# Law on cob adjustments



## laurabryant (Oct 26, 2011)

I hope someone can help me i have a few questions on taking write offs when dealing with dual coverage. I thought you only take the write off from the primary insurance, but isn't there an exception when you can take the secondary instead of the primary's?  If you are not providers with the  primary insurance but you are with the secondary then do you have to take the write off on the secondary insurance since your not taking one with the primary because your not a provider? One last question ..... If the primary insurance denies for preexisting condition there isn't a write off, but if the secondary pays do you have to take a write off since you didn't on the primary?  I hope i am making since and someone can help me!


----------



## ajs (Oct 26, 2011)

For COB, if you are contracted with either insurance you are obligated to write off something.  How much of a write off depends on the situation.

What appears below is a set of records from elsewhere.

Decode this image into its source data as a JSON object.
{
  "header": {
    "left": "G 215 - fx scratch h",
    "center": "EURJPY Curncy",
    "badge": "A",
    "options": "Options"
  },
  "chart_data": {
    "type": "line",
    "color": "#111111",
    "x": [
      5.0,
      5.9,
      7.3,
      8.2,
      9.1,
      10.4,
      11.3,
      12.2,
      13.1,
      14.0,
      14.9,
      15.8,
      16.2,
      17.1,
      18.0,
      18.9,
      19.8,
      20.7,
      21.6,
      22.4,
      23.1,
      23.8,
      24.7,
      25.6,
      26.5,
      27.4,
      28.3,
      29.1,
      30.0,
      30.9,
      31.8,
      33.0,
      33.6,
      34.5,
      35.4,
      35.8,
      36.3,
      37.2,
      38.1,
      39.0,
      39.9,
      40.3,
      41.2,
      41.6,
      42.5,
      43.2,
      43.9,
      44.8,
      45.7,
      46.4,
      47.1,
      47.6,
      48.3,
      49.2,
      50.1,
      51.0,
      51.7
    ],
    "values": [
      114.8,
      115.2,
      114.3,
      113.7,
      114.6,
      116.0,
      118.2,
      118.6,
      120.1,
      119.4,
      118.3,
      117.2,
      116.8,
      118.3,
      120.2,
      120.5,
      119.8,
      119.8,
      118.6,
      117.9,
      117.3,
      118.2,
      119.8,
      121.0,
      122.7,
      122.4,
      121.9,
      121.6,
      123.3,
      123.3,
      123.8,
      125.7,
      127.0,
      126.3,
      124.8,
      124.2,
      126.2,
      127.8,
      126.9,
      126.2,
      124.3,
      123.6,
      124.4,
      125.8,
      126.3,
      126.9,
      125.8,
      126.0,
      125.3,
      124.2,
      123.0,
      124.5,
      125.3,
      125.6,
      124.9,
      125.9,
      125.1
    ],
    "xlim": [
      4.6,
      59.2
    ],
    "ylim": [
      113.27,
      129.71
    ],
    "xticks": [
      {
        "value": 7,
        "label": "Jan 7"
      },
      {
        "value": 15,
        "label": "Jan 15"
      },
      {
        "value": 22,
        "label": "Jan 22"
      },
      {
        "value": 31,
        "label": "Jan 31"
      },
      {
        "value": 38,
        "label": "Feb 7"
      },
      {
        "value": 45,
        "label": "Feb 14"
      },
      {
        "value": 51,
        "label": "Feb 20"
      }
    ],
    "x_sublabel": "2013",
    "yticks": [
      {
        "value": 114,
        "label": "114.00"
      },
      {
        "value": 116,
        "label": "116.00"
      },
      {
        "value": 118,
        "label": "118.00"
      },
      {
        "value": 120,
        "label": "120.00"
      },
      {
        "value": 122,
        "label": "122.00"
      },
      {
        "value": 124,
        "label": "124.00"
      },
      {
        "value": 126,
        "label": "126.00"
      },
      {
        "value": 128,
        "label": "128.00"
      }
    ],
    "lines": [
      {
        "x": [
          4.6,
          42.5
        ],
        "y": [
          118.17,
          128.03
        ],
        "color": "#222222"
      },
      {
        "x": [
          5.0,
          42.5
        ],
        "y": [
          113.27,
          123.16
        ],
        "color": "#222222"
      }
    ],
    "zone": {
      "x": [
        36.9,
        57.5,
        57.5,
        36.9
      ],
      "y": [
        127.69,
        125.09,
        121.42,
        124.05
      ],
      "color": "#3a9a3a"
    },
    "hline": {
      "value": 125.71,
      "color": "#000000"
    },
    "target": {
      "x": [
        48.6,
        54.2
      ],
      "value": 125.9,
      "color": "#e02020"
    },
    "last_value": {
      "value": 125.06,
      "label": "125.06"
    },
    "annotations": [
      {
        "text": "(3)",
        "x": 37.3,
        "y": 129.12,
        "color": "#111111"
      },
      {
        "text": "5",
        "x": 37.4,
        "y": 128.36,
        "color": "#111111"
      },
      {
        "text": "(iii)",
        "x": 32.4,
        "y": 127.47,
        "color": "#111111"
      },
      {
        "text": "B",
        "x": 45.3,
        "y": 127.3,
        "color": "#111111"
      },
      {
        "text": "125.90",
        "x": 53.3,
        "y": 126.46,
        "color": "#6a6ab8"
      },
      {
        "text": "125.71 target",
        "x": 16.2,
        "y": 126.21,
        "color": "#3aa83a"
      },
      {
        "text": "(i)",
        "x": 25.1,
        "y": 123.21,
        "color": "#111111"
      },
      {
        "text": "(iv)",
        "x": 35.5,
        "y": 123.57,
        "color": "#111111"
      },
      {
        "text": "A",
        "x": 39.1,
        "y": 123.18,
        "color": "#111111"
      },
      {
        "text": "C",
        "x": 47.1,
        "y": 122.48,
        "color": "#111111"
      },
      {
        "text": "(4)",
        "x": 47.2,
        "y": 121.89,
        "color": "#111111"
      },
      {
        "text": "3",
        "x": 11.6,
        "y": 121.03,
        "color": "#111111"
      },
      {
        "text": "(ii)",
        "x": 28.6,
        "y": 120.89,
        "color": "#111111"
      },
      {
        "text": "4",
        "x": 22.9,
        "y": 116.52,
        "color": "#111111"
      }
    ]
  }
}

If you are contracted either plan, you must take contractual write offs, but you can limit it to which one is the highest.  Take the write off on the primary and when the secondary comes in, compare it to the primary plan.  If the secondary has a greater write off, then add the difference to what you took on the primary plan.  If the secondary write off is less than the primary, then you do not have to change what has already been written off.  Between two insurances with payments and write offs, you should not end up with a credit on the account.

If you are not contracted with one plan or the other, you are not obligated to take write offs on the non-contracted plan, but you must always consider contractual write offs for plans you are contracted with, no matter if they are the primary or secondary plan.  You must consider each plan individually in these cases.

I hope this helps...


----------



## laurabryant (Oct 26, 2011)

Thank you so much that helps alot, but i am kind of confused on one thing....if you are contracted with the primary and secondary insurance you always take the greater write off...right?


----------